First off, a little clarification seems to be in order. The spinning I posted about a couple weeks ago was done thirty some years ago. It seems there was some confusion about that. The wool has gotten very stiff and hard in spots and I don't intend to do anything at all with it. There are only little bits, anyways. But I'm greatly encouraged by all your supportive comments and emails, and I'm going to get rid of the crappy spinning and try again, as soon as I can locate something to spin. I saw some carded and dyed wool in a Tucson shop quite a while back (not the shop I normally go to, though), and I will probably stop in on my next trip to town. There might also be a shop closer to home that may have something I could use, haven't had the time to stop in yet, though. I'm just concerned that I may not be successful in learning to spin just by reading about it on the net; I wish there were a bunch of knitters and spinners around here to get together with. I know that there have to be spinners, after all, there was handspun in the county fair. So I think I'll have to do a little searching.

Anyways, the trip was lovely, thank you so much. I'm going to be blogging about it for probably the rest of the week, so if you're not into travelogues, I won't mind if you skip!
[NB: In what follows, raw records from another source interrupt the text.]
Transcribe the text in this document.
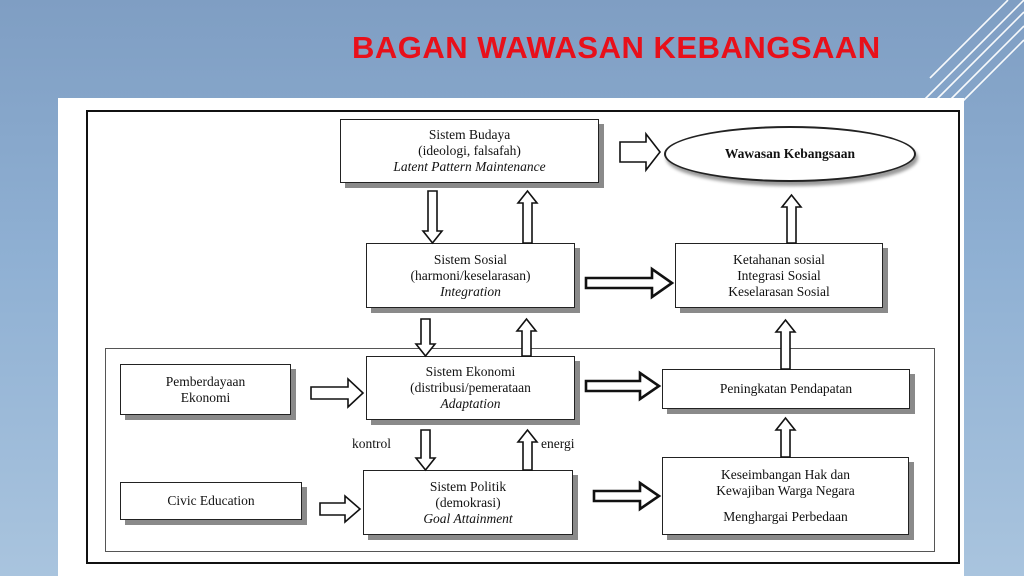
BAGAN WAWASAN KEBANGSAAN
Sistem Budaya
(ideologi, falsafah)
Latent Pattern Maintenance
Sistem Sosial
(harmoni/keselarasan)
Integration
Sistem Ekonomi
(distribusi/pemerataan
Adaptation
Sistem Politik
(demokrasi)
Goal Attainment
Pemberdayaan
Ekonomi
Civic Education
Ketahanan sosial
Integrasi Sosial
Keselarasan Sosial
Peningkatan Pendapatan
Keseimbangan Hak dan
Kewajiban Warga Negara
Menghargai Perbedaan
Wawasan Kebangsaan
kontrol	energi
But this is where family members check in to find out what's going on in our neck of Arizona, so I'll be doing this especially for them. But I do promise to be entertaining while I'm doing it!

Today I'm going to post a few pictures of the ship itself. Royal Caribbean's Vision of the Seas is the largest ship we have cruised on to date. In fact, even after a week on board we still couldn't remember where everything was located! This photo is looking down from Deck 7, the same deck our cabin was located on, onto the multi-story metal sculpture in the "Centrum", the open area in the very center of the ship. Musicians usually played on the ground level during the afternoons and evenings. And all the different musicians and groups were excellent! All the sections of the ship branch off from the Centrum; it went from the fourth level to the eighth.

This was our fifth cruise with Royal Caribbean. I can't praise them highly enough. We have always thoroughly enjoyed everything about their cruises. And they are very good to us and to all their repeat cruisers; we regularly receive discounts, upgrades, special promotions, etc. Here we have some pics from around the ship: Barbara on deck at Cabo San Lucas, Barbara and Joe on the balcony, the outdoor swimming pool and hot tubs (there was an indoor pool, also, with hot tubs, just for adults), me and Mr. Good Looking on the balcony on the first of two formal nights. The "squid" made of towels is a nightly ritual; the cabin stewards make up different creatures out of bath towels and pose them in the room each night.

So why have I been bad? I didn't knit anywhere near as much as I intended to. There was too much hot tubbing, too many excellent shows, too much dancing, too much just doing stuff!! (And napping. Can't forget napping.) I did finish a garterlac dishcloth, and I came close to finishing the STR sock, but I panicked when I realized that I might have used too much yarn for the first sock and I decided to set it aside until I could get home and weigh the remaining yarn to see how much was actually left. And no, I haven't weighed it yet; I've been unpacking and washing clothes and paying bills today and, well, you know. And I only did a couple logs on the Log Cabin. So there went all the plans for getting a bunch of knitting accomplished. But the week was all about relaxing and enjoying, and that definitely did happen.

How else was I bad? Well, umm, you know how it is. All three of us came home a little more "ample" than when we left. There was far too much temptation in the food and wine department. I did do some deck walking, and did do one strenous workout in the gym, but on the whole the physical activity level wasn't as good as it could have been, mainly due to weather issues. The last couple days were quite cool and very windy, so deck walking was out, and the gym was frequently crowded at the times I could have gone. So I gave myself permission to be quite lazy and indolent. And there will be pictures later in the week, I promise. an entire post just about the chocolate aboard the ship!